R-base also provides import functions. These have similar names to those in the tidyverse, for example read.table, read.csv and read.delim. However, there are a couple of important differences. To show this we read-in the data with an R-base function:

dat2 <- read.csv(filename)

An important difference is that the characters are converted to factors:

class(dat2$abb)
#> [1] "factor"
class(dat2$region)
#> [1] "factor"

This can be avoided by setting the argument stringsAsFactors to FALSE.

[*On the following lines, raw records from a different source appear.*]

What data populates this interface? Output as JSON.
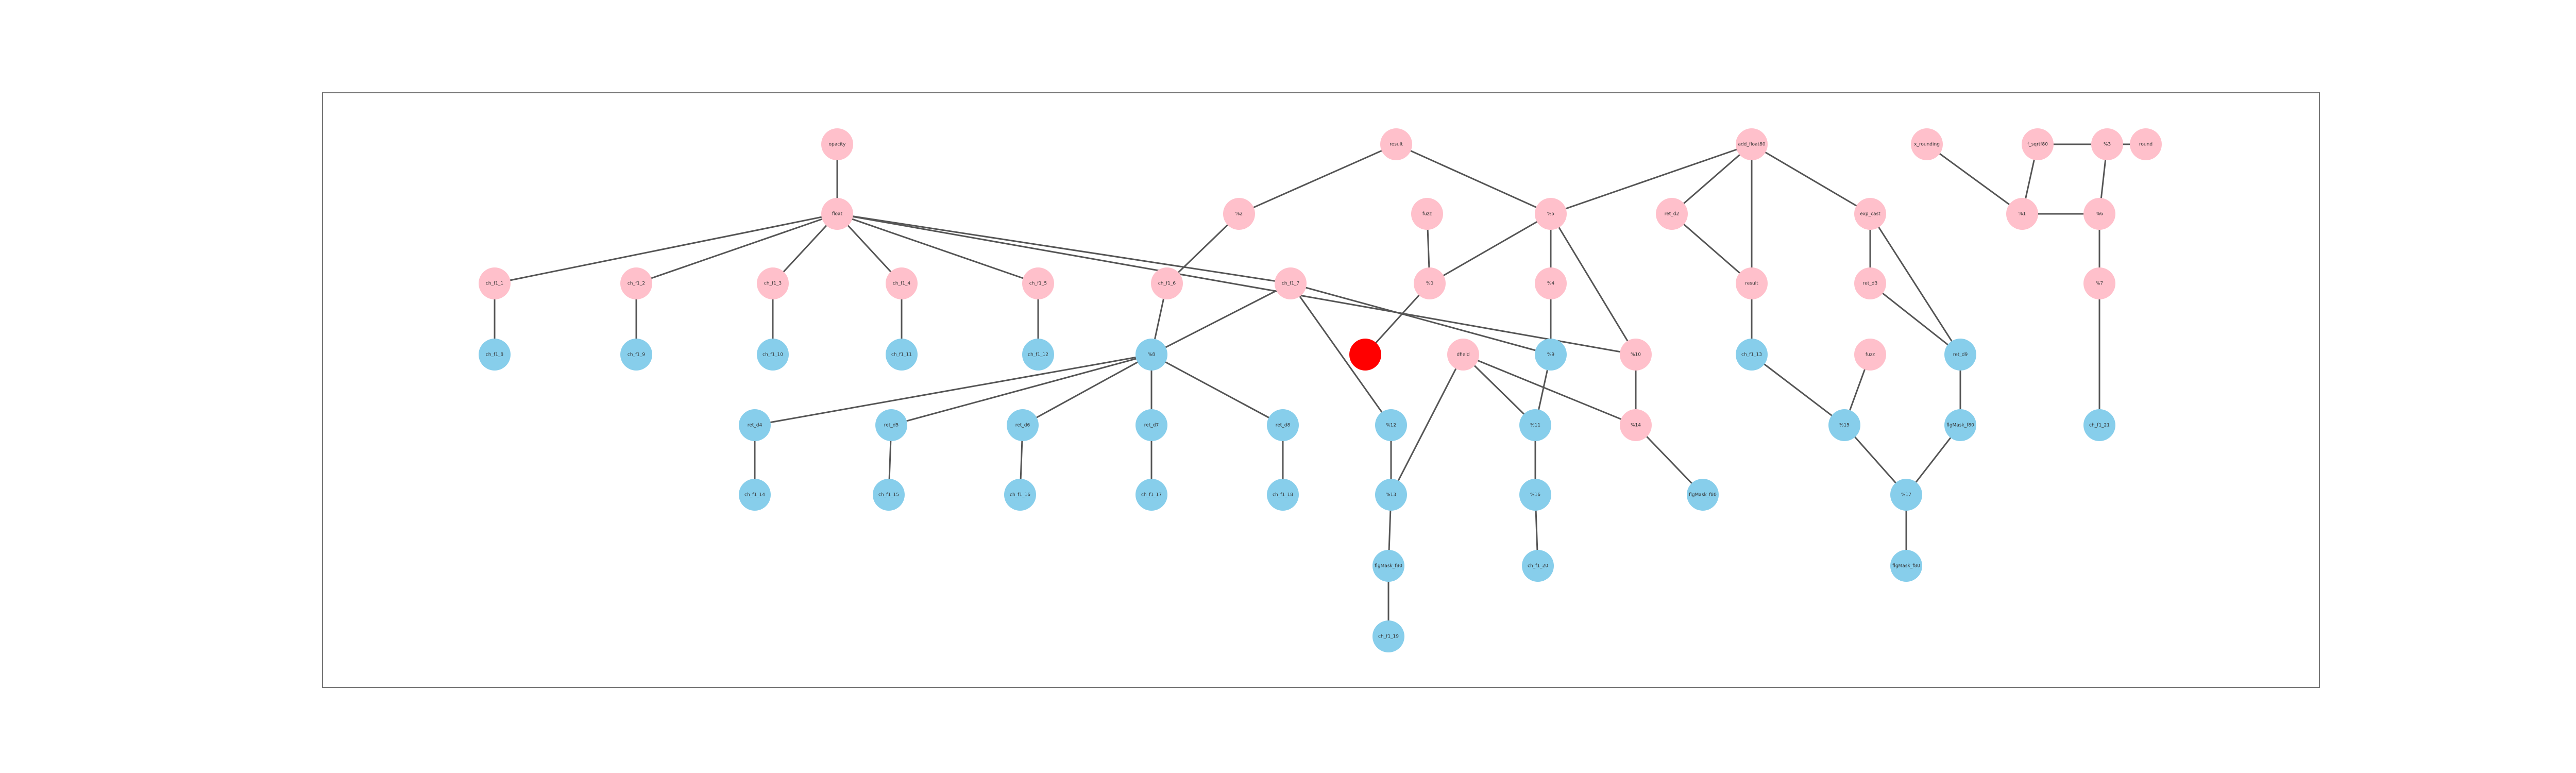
{
  "colors": {
    "pink": "#FFC0CB",
    "blue": "#87CEEB",
    "red": "#FF0000",
    "edge": "#555555",
    "frame": "#777777"
  },
  "graph": {
    "nodes": [
      {
        "id": "n1",
        "label": "opacity",
        "color": "pink"
      },
      {
        "id": "n2",
        "label": "result",
        "color": "pink"
      },
      {
        "id": "n3",
        "label": "add_float80",
        "color": "pink"
      },
      {
        "id": "n4",
        "label": "x_rounding",
        "color": "pink"
      },
      {
        "id": "n5",
        "label": "f_sqrtf80",
        "color": "pink"
      },
      {
        "id": "n6",
        "label": "round",
        "color": "pink"
      },
      {
        "id": "n7",
        "label": "fuzz",
        "color": "pink"
      },
      {
        "id": "n8",
        "label": "float",
        "color": "pink"
      },
      {
        "id": "n9",
        "label": "%2",
        "color": "pink"
      },
      {
        "id": "n10",
        "label": "%5",
        "color": "pink"
      },
      {
        "id": "n11",
        "label": "ret_d2",
        "color": "pink"
      },
      {
        "id": "n12",
        "label": "%0",
        "color": "pink"
      },
      {
        "id": "n13",
        "label": "exp_cast",
        "color": "pink"
      },
      {
        "id": "n14",
        "label": "%1",
        "color": "pink"
      },
      {
        "id": "n15",
        "label": "%3",
        "color": "pink"
      },
      {
        "id": "n16",
        "label": "ch_f1_1",
        "color": "pink"
      },
      {
        "id": "n17",
        "label": "ch_f1_2",
        "color": "pink"
      },
      {
        "id": "n18",
        "label": "ch_f1_3",
        "color": "pink"
      },
      {
        "id": "n19",
        "label": "ch_f1_4",
        "color": "pink"
      },
      {
        "id": "n20",
        "label": "ch_f1_5",
        "color": "pink"
      },
      {
        "id": "n21",
        "label": "ch_f1_6",
        "color": "pink"
      },
      {
        "id": "n22",
        "label": "ch_f1_7",
        "color": "pink"
      },
      {
        "id": "n23",
        "label": "%4",
        "color": "pink"
      },
      {
        "id": "n24",
        "label": "result",
        "color": "pink"
      },
      {
        "id": "n25",
        "label": "%7",
        "color": "pink"
      },
      {
        "id": "n26",
        "label": "ret_d3",
        "color": "pink"
      },
      {
        "id": "n27",
        "label": "%6",
        "color": "pink"
      },
      {
        "id": "n28",
        "label": "ch_f1_8",
        "color": "blue"
      },
      {
        "id": "n29",
        "label": "ch_f1_9",
        "color": "blue"
      },
      {
        "id": "n30",
        "label": "ch_f1_10",
        "color": "blue"
      },
      {
        "id": "n31",
        "label": "ch_f1_11",
        "color": "blue"
      },
      {
        "id": "n32",
        "label": "ch_f1_12",
        "color": "blue"
      },
      {
        "id": "n33",
        "label": "%8",
        "color": "blue"
      },
      {
        "id": "n34",
        "label": "",
        "color": "red"
      },
      {
        "id": "n35",
        "label": "dfield",
        "color": "pink"
      },
      {
        "id": "n36",
        "label": "%9",
        "color": "blue"
      },
      {
        "id": "n37",
        "label": "%10",
        "color": "pink"
      },
      {
        "id": "n38",
        "label": "ch_f1_13",
        "color": "blue"
      },
      {
        "id": "n39",
        "label": "fuzz",
        "color": "pink"
      },
      {
        "id": "n40",
        "label": "%11",
        "color": "blue"
      },
      {
        "id": "n41",
        "label": "ret_d4",
        "color": "blue"
      },
      {
        "id": "n42",
        "label": "ret_d5",
        "color": "blue"
      },
      {
        "id": "n43",
        "label": "ret_d6",
        "color": "blue"
      },
      {
        "id": "n44",
        "label": "ret_d7",
        "color": "blue"
      },
      {
        "id": "n45",
        "label": "ret_d8",
        "color": "blue"
      },
      {
        "id": "n46",
        "label": "ret_d9",
        "color": "blue"
      },
      {
        "id": "n47",
        "label": "%12",
        "color": "blue"
      },
      {
        "id": "n48",
        "label": "%13",
        "color": "blue"
      },
      {
        "id": "n49",
        "label": "%14",
        "color": "pink"
      },
      {
        "id": "n50",
        "label": "%15",
        "color": "blue"
      },
      {
        "id": "n51",
        "label": "ch_f1_14",
        "color": "blue"
      },
      {
        "id": "n52",
        "label": "ch_f1_15",
        "color": "blue"
      },
      {
        "id": "n53",
        "label": "ch_f1_16",
        "color": "blue"
      },
      {
        "id": "n54",
        "label": "ch_f1_17",
        "color": "blue"
      },
      {
        "id": "n55",
        "label": "ch_f1_18",
        "color": "blue"
      },
      {
        "id": "n56",
        "label": "%16",
        "color": "blue"
      },
      {
        "id": "n57",
        "label": "flgMask_f80",
        "color": "blue"
      },
      {
        "id": "n58",
        "label": "flgMask_f80",
        "color": "blue"
      },
      {
        "id": "n59",
        "label": "%17",
        "color": "blue"
      },
      {
        "id": "n60",
        "label": "flgMask_f80",
        "color": "blue"
      },
      {
        "id": "n61",
        "label": "flgMask_f80",
        "color": "blue"
      },
      {
        "id": "n62",
        "label": "ch_f1_19",
        "color": "blue"
      },
      {
        "id": "n63",
        "label": "ch_f1_20",
        "color": "blue"
      },
      {
        "id": "n64",
        "label": "ch_f1_21",
        "color": "blue"
      }
    ],
    "edges": [
      [
        "n1",
        "n8"
      ],
      [
        "n8",
        "n16"
      ],
      [
        "n8",
        "n17"
      ],
      [
        "n8",
        "n18"
      ],
      [
        "n8",
        "n19"
      ],
      [
        "n8",
        "n20"
      ],
      [
        "n8",
        "n22"
      ],
      [
        "n8",
        "n37"
      ],
      [
        "n16",
        "n28"
      ],
      [
        "n17",
        "n29"
      ],
      [
        "n18",
        "n30"
      ],
      [
        "n19",
        "n31"
      ],
      [
        "n20",
        "n32"
      ],
      [
        "n2",
        "n9"
      ],
      [
        "n2",
        "n10"
      ],
      [
        "n9",
        "n21"
      ],
      [
        "n21",
        "n33"
      ],
      [
        "n33",
        "n41"
      ],
      [
        "n33",
        "n42"
      ],
      [
        "n33",
        "n43"
      ],
      [
        "n33",
        "n44"
      ],
      [
        "n33",
        "n45"
      ],
      [
        "n41",
        "n51"
      ],
      [
        "n42",
        "n52"
      ],
      [
        "n43",
        "n53"
      ],
      [
        "n44",
        "n54"
      ],
      [
        "n45",
        "n55"
      ],
      [
        "n22",
        "n33"
      ],
      [
        "n22",
        "n47"
      ],
      [
        "n22",
        "n36"
      ],
      [
        "n3",
        "n10"
      ],
      [
        "n3",
        "n11"
      ],
      [
        "n3",
        "n24"
      ],
      [
        "n3",
        "n13"
      ],
      [
        "n10",
        "n12"
      ],
      [
        "n10",
        "n23"
      ],
      [
        "n10",
        "n37"
      ],
      [
        "n23",
        "n36"
      ],
      [
        "n12",
        "n34"
      ],
      [
        "n7",
        "n12"
      ],
      [
        "n35",
        "n48"
      ],
      [
        "n35",
        "n49"
      ],
      [
        "n35",
        "n40"
      ],
      [
        "n36",
        "n40"
      ],
      [
        "n37",
        "n49"
      ],
      [
        "n49",
        "n58"
      ],
      [
        "n48",
        "n57"
      ],
      [
        "n57",
        "n62"
      ],
      [
        "n47",
        "n48"
      ],
      [
        "n40",
        "n56"
      ],
      [
        "n56",
        "n63"
      ],
      [
        "n11",
        "n24"
      ],
      [
        "n24",
        "n38"
      ],
      [
        "n38",
        "n50"
      ],
      [
        "n13",
        "n26"
      ],
      [
        "n13",
        "n46"
      ],
      [
        "n26",
        "n46"
      ],
      [
        "n46",
        "n60"
      ],
      [
        "n60",
        "n59"
      ],
      [
        "n50",
        "n59"
      ],
      [
        "n59",
        "n61"
      ],
      [
        "n39",
        "n50"
      ],
      [
        "n4",
        "n14"
      ],
      [
        "n5",
        "n14"
      ],
      [
        "n5",
        "n15"
      ],
      [
        "n6",
        "n15"
      ],
      [
        "n14",
        "n27"
      ],
      [
        "n15",
        "n27"
      ],
      [
        "n27",
        "n25"
      ],
      [
        "n25",
        "n64"
      ]
    ]
  }
}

dat <- read.csv("murders.csv", stringsAsFactors = FALSE)
class(dat$state)
#> [1] "character"

In our experience this can be a cause for confusion since a variable that was saved as characters in file is converted to factors regardless of what the variable represents. In fact, we highly recommend setting stringsAsFactors=FALSE to be your default approach when using the R-base parsers. You can easily convert the desired columns to factors after importing data.

`scan`

When reading in spreadsheets many things can go wrong. The file might have a multiline header, be missing cells, or it might use an unexpected encoding¹. We recommend you read this post about common issues found here: the-absolute-minimum-every-software-developer-absolutely-positively-must-know-about-unicode-and-character-sets-no-excuses²

With experience you will learn how to deal with different challenges. Carefully reading the help files for the functions discussed here will be useful. With scan you can read-in each cell of a file. Here is an example:

path <- system.file("extdata", package = "dslabs")
filename <- "murders.csv"
x <- scan(file.path(path, filename), sep=",", what = "c")
x[1:10]
#>  [1] "state"      "abb"        "region"     "population" "total"     
#>  [6] "Alabama"    "AL"         "South"      "4779736"    "135"

Note that the tidyverse provides read_lines, a similarly useful function.